Panggilan telepon Dini berakhir sampai di situ. Mau tak mau, aku harus kembali ke rumah. Kalau dia inginnya seperti itu, aku tak bisa memaksa. Dengan langkah berat, kubawa pulang makanan yang telah disiapkan untuk Dini.
“Sarah, udah makan belum? Mau lalapan ayam? Mumpung masih anget nih!” Kudekatkan bungkusan yang kubawa pada keponakanku.
“Mamamam, mamam,” jawab Sarah menggemaskan sambil menunjuk kantong kresek yang kutenteng.
Sedang asyik-asyiknya menggoda Sarah, tak kusadari ada seseorang yang tengah berdiri di dekatku. Dia senyum-senyum sendiri melihat kelakuanku. Orang itu adalah Aji. Lagi-lagi aku bertemu dengan orang yang tak mengenaliku dari belakang itu.
“Lucu banget! Siapa namanya?” tanya Aji, menyentuh pipi tembam Sarah tanpa permisi.
Sok akrab banget. Emangnya kenal? batinku.
“Ini keponakanmu? Gemeees! Jadi pengen cubit tantenya. Eh,” ucapnya tak tahu malu.
Nggak salah sasaran nih orang? batinku terheran-heran.
Aku tertawa datar menanggapi rayuan kuno Aji. Sementara dia malah tersenyum tanpa beban. Aji memang tukang modus yang ulung rupanya. Kata-kata seperti itu, pasti sering diucapkannya sampai hafal di luar kepala.
Mata Aji tertuju pada bungkusan yang kubawa. Hidungnya mengendus-endus, mendekat ke sumber aroma. Alisnya terangkat, pupil matanya membesar. “Hmm, baunya enak! Aku boleh beli ini, nggak? Kebetulan, aku belum beli makan siang.”
“Nih, harganya dua belas ribu.” Kusodorkan bungkusan berisi ayam goreng, nasi hangat, dan sayur lalap beserta sambal yang menggugah selera di hadapan Aji.
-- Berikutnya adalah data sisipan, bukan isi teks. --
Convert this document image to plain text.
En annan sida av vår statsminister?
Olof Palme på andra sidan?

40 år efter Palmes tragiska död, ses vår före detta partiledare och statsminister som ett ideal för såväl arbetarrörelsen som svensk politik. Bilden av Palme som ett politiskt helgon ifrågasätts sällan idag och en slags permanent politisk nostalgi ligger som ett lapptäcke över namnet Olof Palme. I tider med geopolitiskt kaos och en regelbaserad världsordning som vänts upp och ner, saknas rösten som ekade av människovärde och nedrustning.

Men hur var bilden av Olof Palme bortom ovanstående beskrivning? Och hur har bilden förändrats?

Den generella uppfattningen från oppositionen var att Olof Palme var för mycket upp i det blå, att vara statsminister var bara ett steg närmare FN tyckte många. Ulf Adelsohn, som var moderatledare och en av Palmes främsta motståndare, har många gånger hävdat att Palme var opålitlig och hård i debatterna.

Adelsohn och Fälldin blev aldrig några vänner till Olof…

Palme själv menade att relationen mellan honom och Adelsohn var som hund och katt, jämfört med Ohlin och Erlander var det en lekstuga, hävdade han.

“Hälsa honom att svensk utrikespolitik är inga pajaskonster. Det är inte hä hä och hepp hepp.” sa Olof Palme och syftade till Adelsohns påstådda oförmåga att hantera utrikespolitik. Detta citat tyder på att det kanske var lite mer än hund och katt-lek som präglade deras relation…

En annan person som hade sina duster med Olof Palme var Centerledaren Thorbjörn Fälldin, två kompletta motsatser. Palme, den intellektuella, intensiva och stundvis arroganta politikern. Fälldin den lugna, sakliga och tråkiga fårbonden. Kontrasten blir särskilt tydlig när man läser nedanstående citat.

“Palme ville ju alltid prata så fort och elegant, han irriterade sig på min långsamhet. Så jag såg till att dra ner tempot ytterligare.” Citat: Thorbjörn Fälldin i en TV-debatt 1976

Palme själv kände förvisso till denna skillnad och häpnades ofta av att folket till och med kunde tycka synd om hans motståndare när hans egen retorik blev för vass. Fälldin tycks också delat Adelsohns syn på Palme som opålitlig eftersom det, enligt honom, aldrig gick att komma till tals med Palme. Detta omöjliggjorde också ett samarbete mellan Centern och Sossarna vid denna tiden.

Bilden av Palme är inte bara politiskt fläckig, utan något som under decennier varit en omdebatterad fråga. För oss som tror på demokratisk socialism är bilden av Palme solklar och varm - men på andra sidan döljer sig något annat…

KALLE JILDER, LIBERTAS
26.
“Beneran?” Diterimanya bungkusan itu tanpa ragu.
“Hmm,” jawabku.
“Waaah! Aku beruntung!” ungkap Aji saking senangnya. Dia terdiam beberapa saat, memandangi isi dalam bungkusan yang kuberikan. “Tapi beneran enak nggak, nih?” tanyanya, merasa ragu tanpa alasan. “kalau nggak enak, kamu harus balikin uangku pokoknya.”
Aku mengangguk malas-malasan. “Ya ... aku bakal balikin uangnya. Tapi kalau kamu juga balikin nasi, lauk, sayur dan sambalnya. Paling nggak, porsinya masih ada tiga per empat bagian. Lebih dari itu aku nggak mau terima. Kalau cuma bilang nggak enak tapi makanannya habis, sama aja bohong. Itu namanya mau makan enak, tapi nggak mau bayar.”
Aji tiba-tiba bertepuk tangan. Dia pun mengelus pipi Sarah sekali lagi. “Tantemu memang cerdas! Aku jadi yakin kalau makanan ini benar-benar enak. Ini uangnya.”
Nampaknya Aji memang tak mau membiarkanku tenang. Tak langsung memberikan uangnya padaku, ia malah menggerak-gerakkan uang di tangannya agar aku kesulitan untuk meraihnya. Sejenak aku terdiam dan menghentikan pergerakan. Saat Aji lengah, kucomot uang dalam genggamannya sebelum dia kembali berulah. “Aku harus pergi. Ada urusan mendadak,” ucapku, meniru alasan Aji lalu pergi melarikan diri.
“Maaf ya, Sarah! Kamu jadi keringetan.” Kukibas-kibaskan tanganku di dekat wajahnya, agar keponakanku merasa sejuk di sepanjang perjalanan pulang.
Aku sampai di rumah. Mengetahui kepergianku yang singkat, kakak dan ibuku memasang wajah penuh keheranan. Kuturunkan Sarah dari gendongan dan kutemani dia duduk di atas sofa. Sesekali, kugoyang-goyangkan mainan dengan suara gemerincing agar Sarah tak merasa bosan.
Kak Sinta membawa sebotol susu hangat untuk anaknya. Setelah menghabiskan minumannya, Sarah langsung tertidur dengan mudahnya.
“Cepet banget baliknya. Udah ke kosnya Dini?” Kakak membuka sesi interview denganku dengan suara lirih.
“Udah.”
“Harusnya kamu nggak buru-buru baliknya,” kata kak Sinta, menyayangkan tindakanku.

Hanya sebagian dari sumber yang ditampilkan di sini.